Parable of the Dragnet (Matt 13:47-52)

Jesus' sequence of parables on the Kingdom of God

Sometimes it is worthwhile to evaluate if Jesus is teaching a parable as part of a series of parables on a particular subject. A good example of this is a sequence of parables in Matthew 13 when Jesus teaches about the Kingdom of God with: the Parable of the Sower, Parable of Weeds, Parables of the Mustard Seed and Yeast, Parable of the Hidden Treasure and Costly Pearl, and Parable of the Dragnet. As you study each parable, discover what Jesus is saying and whether there is a significance in the order of His presentation.

Matthew 13:47-51, LSB
47) "Again, the kingdom of heaven is like a dragnet cast into the sea, and gathering fish of every kind; 48) and when it was filled, they drew it up on the beach; and they sat down and gathered the good fish into containers, but the bad they threw away. 49) So it will be at the end of the age; the angels will come forth and take out the wicked from among the righteous, 50) and will throw them into the fiery furnace; in that place there will be weeping and gnashing of teeth. 51) "Have you understood all these things?" They said to Him, "Yes."
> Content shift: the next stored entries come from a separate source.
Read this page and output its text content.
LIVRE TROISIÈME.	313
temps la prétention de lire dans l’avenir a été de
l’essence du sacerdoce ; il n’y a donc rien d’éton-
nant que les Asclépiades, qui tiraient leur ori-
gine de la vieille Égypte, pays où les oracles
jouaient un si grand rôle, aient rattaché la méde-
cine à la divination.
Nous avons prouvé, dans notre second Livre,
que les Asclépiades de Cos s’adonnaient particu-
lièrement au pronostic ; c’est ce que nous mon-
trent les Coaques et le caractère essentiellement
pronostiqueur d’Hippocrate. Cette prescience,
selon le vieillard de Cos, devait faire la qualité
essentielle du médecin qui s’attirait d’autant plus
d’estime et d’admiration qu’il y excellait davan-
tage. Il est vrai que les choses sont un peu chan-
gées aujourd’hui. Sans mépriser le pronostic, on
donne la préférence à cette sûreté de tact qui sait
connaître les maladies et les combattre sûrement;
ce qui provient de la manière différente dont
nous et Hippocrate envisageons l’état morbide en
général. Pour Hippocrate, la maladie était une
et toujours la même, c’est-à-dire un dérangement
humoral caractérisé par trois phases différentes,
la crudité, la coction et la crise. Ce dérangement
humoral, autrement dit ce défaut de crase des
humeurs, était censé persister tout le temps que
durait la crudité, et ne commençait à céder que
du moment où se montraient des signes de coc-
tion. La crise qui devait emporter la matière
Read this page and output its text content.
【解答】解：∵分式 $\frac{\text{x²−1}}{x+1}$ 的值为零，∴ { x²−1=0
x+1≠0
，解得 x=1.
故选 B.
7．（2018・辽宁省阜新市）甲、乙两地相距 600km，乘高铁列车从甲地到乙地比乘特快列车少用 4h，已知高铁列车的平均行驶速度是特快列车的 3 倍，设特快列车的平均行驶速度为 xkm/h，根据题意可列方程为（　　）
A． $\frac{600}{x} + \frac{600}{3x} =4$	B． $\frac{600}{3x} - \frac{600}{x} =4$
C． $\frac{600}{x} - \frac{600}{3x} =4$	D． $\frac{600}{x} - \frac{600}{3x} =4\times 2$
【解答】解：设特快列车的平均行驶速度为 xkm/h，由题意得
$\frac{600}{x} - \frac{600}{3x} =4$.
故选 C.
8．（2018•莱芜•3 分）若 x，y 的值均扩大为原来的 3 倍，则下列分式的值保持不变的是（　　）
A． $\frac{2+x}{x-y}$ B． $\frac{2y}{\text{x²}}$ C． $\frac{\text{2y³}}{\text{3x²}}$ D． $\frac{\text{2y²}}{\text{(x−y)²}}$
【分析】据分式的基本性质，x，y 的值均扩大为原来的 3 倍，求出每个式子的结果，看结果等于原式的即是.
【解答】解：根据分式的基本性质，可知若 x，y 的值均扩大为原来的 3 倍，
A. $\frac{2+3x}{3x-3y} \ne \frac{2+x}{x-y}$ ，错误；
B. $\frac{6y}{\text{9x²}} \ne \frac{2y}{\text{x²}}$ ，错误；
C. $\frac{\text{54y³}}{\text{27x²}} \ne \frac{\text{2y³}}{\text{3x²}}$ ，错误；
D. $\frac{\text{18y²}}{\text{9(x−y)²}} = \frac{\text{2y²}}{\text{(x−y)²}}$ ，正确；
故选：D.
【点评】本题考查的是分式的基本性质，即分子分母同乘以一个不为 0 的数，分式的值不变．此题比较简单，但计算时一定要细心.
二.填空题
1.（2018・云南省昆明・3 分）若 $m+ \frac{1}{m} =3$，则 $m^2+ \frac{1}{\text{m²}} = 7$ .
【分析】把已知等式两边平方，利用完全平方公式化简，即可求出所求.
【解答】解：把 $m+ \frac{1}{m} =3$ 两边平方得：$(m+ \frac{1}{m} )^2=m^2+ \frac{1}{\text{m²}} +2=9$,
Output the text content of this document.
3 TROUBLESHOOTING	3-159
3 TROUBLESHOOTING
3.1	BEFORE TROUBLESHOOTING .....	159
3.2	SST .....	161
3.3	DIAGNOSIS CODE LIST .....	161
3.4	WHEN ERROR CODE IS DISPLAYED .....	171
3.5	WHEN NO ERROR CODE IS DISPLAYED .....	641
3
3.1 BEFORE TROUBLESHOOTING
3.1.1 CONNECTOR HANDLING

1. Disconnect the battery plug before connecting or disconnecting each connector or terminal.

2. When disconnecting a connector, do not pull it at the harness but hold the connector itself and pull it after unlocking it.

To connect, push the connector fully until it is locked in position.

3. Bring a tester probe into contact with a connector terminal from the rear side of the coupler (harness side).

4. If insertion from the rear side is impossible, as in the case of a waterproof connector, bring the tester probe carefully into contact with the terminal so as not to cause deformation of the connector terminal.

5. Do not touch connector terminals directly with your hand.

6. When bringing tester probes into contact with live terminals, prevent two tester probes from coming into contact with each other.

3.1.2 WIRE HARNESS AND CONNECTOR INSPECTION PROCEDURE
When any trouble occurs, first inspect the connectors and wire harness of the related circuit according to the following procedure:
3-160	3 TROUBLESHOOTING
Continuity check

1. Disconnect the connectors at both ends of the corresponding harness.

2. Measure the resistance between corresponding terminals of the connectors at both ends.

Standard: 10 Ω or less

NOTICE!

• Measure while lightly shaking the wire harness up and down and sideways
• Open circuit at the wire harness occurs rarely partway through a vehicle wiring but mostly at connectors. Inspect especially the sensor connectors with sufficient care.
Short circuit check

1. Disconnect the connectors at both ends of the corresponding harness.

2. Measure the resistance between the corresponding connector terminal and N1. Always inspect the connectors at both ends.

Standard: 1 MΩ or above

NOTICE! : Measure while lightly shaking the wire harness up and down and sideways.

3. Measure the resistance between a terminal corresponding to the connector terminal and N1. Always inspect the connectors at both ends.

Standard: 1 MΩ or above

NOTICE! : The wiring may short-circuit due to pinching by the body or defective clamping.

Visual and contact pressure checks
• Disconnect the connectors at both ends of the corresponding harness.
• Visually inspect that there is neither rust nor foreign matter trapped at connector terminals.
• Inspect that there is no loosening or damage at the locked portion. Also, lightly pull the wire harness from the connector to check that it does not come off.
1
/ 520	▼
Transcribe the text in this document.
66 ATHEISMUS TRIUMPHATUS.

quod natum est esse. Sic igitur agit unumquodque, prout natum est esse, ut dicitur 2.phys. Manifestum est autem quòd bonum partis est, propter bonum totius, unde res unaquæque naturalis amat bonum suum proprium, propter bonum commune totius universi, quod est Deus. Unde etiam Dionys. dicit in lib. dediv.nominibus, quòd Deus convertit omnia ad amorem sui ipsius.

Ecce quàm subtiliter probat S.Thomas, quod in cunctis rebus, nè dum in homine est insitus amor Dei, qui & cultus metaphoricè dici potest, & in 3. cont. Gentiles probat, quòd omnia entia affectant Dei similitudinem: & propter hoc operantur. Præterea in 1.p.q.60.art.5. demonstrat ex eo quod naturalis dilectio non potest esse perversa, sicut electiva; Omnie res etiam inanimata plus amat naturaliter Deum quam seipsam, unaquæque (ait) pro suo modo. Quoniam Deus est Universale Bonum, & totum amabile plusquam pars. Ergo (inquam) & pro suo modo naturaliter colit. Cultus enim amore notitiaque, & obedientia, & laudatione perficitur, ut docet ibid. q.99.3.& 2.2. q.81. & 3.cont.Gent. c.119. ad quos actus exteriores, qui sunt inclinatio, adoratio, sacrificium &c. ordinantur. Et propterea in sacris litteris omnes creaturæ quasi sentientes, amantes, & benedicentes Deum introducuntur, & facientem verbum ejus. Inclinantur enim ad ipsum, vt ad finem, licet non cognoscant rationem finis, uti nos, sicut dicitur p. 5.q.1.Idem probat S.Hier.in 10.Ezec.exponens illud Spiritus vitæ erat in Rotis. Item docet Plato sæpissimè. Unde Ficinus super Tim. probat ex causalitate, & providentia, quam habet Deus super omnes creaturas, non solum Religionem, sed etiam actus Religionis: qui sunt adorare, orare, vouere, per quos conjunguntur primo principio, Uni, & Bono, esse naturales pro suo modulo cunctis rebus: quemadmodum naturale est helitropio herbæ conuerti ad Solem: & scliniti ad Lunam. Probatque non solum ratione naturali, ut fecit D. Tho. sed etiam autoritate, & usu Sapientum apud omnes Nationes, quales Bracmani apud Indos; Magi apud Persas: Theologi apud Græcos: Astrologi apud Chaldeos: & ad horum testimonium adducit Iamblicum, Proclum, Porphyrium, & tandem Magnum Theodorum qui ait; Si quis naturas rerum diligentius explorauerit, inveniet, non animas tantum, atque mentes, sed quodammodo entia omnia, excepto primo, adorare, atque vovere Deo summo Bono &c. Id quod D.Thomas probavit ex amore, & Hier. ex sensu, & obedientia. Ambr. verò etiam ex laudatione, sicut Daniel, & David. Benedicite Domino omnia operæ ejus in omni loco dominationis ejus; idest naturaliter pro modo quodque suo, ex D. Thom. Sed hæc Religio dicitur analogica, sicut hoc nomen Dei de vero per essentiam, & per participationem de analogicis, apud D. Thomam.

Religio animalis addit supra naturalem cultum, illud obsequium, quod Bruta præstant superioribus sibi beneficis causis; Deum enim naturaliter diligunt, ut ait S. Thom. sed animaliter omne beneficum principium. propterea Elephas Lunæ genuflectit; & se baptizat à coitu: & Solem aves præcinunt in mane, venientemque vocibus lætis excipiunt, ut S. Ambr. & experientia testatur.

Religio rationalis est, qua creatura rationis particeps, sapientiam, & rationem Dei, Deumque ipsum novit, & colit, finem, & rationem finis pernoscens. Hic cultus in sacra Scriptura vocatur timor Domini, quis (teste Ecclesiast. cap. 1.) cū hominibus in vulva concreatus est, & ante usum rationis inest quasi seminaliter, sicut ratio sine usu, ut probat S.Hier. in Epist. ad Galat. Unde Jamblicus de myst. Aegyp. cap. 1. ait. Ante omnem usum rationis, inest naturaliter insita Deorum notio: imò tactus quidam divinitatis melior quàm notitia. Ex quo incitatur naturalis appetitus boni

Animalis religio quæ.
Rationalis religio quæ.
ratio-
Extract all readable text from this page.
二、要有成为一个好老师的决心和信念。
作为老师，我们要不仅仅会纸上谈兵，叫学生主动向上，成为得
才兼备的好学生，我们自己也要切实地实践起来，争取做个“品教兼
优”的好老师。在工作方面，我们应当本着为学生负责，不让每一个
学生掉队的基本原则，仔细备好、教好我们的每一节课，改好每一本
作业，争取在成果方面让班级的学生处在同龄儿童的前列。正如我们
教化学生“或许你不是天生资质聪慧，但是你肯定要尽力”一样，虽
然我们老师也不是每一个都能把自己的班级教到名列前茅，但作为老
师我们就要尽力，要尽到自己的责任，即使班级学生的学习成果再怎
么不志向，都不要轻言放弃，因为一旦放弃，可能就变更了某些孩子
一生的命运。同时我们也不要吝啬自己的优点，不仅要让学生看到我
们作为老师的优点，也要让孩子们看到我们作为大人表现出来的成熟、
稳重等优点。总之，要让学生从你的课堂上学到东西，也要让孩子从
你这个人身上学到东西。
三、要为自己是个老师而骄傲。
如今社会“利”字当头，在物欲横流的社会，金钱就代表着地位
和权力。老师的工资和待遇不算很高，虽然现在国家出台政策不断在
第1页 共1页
1. Do you see the simile found in the first half of the Parable of the Dragnet (Matt 13:47-48)? What is being compared?

2. During the first century, fishing involved using dragnets which were larger than typical fishing nets. Floats made of wood or papyrus bundles and sinkers comprised of rocks were employed to keep the head of the net at the surface while its foot was dragged along the lake's bottom. One method was to anchor one end of the net on shore, and the boat takes the other end and makes a semicircle back to shore. Another method has the dragnet cast and drawn into the boat or dragged behind the boat to the shore. What is Jesus' interpretation of the Parable of the Dragnet?

3. Who hears Jesus' interpretation of this parable? What is being emphasized? Fill out the row on the Parable of the Dragnet

Parable Who hears Jesus' interpretation? What is being emphasized?
1. Parable of the Sower (Matt 13:1-9; Mark 4:1-9; Luke 8:4-8) Everyone In contrast to Jewish expectations, the kingdom of God was not about political power or land. In His Parable of the Sower, Jesus indicates that the good news of the kingdom will be heard by all kinds of people, but only a small number will hear, understand, accept and have an abundant spiritual life from it.
2. Parable of Weeds (Matt 13:24-30, 36-43) Disciples In contrast to the Parable of the Sower, the Parable of the Weed presents the seed as either Believers or non-Believers. In a world that contains both Believers and non-Believers, Jesus places an emphasis on His role as Judge deploying His angels to separate non-Believers from Believers before ushering them into the Kingdom of God.
3. Parables of the Mustard Seed and Yeast (Matt 13:31-33; Mark 4:30-32; Luke 13:18-21) Everyone The Parable of the Mustard Seed places an emphasis in the power of the seed; its small size belies how big the plant will ultimately be. In like manner, the small and humble beginning of Jesus' ministry belies the future glory of the kingdom of God.

In the Parable of the Yeast, the kingdom begins in a small way; however, unlike the mustard seed, yeast does not grow. Instead yeast transforms and changes the flour into dough; the kingdom of God is a small living agent that, once initiated, cannot stop until it transforms and changes completely.
4. Parables of the Hidden Treasure and Costly Pearl (Matt 13:44-46) Everyone Jesus emphasizes the desirable worth of the kingdom of heaven. The laborer who accidentally finds the hidden treasure sells all that he has to buy the land. The merchant, who is seeking beautiful pearls, finds one so exquisite that he sells all that he has to buy it.

The pairing of the two parable juxtaposes two different types of people. In the Parable of the Hidden Treasure, a man accidentally discovers something valuable. In the Parable of Costly Pearl, the man is searching for something valuable. In like manner, one may hear of the Good News when he least expects it or when he might be searching for the truth amidst the marketplace of ideas.